Instead he put his hand on Thorin’s robe where it was falling open at his broad chest, and toyed with it a moment. And then he found Thorin giving back a rather hot, indulgent gaze, and so he moved his hand to his chest, itself, right over his heart. It was very warm. “Oh yes,” he replied. “For in fact, I do dare!”

He tilted his head up, and kissed Thorin’s mouth, quickly, and then he ran both hands over him. The dip of his collar bone and breadth of his shoulders; the wide chest with its soft dark hair; his thick, strong waist and hard stomach; the rise of his hips,  just over his waistband, the trail of hair leading downward. Thorin made little move himself as yet: he held himself still under the hobbit’s hands. That itself was arousing. He was so very much in charge of things, ever the man of action: when did he willingly stay motionless for long? But he was, now, for Bilbo. Only he was breathing a little quickly, through parted lips.

That Thorin liked his exploratory touch seemed clear, very clear. With a smile, Bilbo just brushed his hand over the place where the other’s erection lay outlined under the cloth, firm and hot to the touch. The other made a breathy sigh as Bilbo caressed his cock; the sound of it went straight to his own loins.

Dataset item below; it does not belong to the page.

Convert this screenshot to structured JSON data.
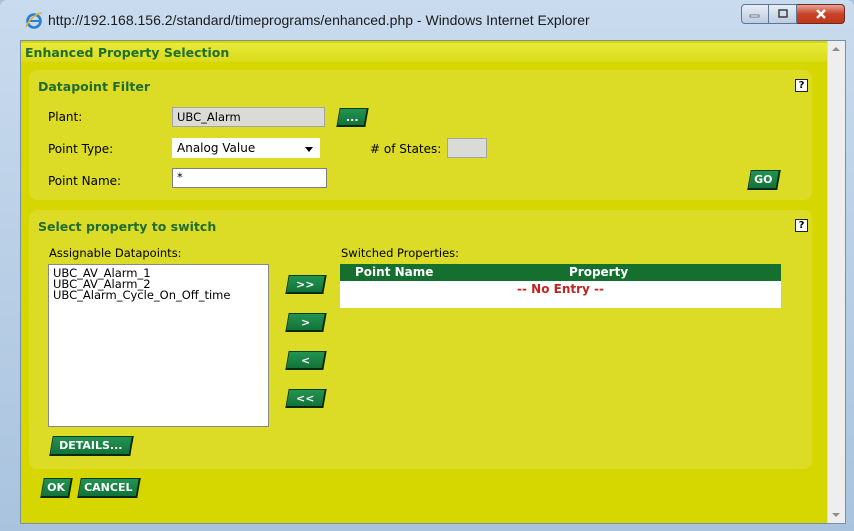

With nimble fingers he undid his friend’s lacings and rolled them down and off; and then Thorin was lying there, naked except for his open robe, with his big, very pretty, very ready prick jutting upward. Bilbo couldn’t help smoothing his hand all over it, and then he was bending his head, quite ready himself, when Thorin suddenly took him by his shoulder and stopped him.

“A moment,” Thorin said in a hoarse voice. He grabbed Bilbo by his shirt and hauled him close; then he put one large hand on the side of Bilbo’s face, and stared into his eyes. _If he is trying to discourage me, he’s doing a terrible job of it_ , the Hobbit thought. He was fairly sure he’d never been so hard, so aching, in his life.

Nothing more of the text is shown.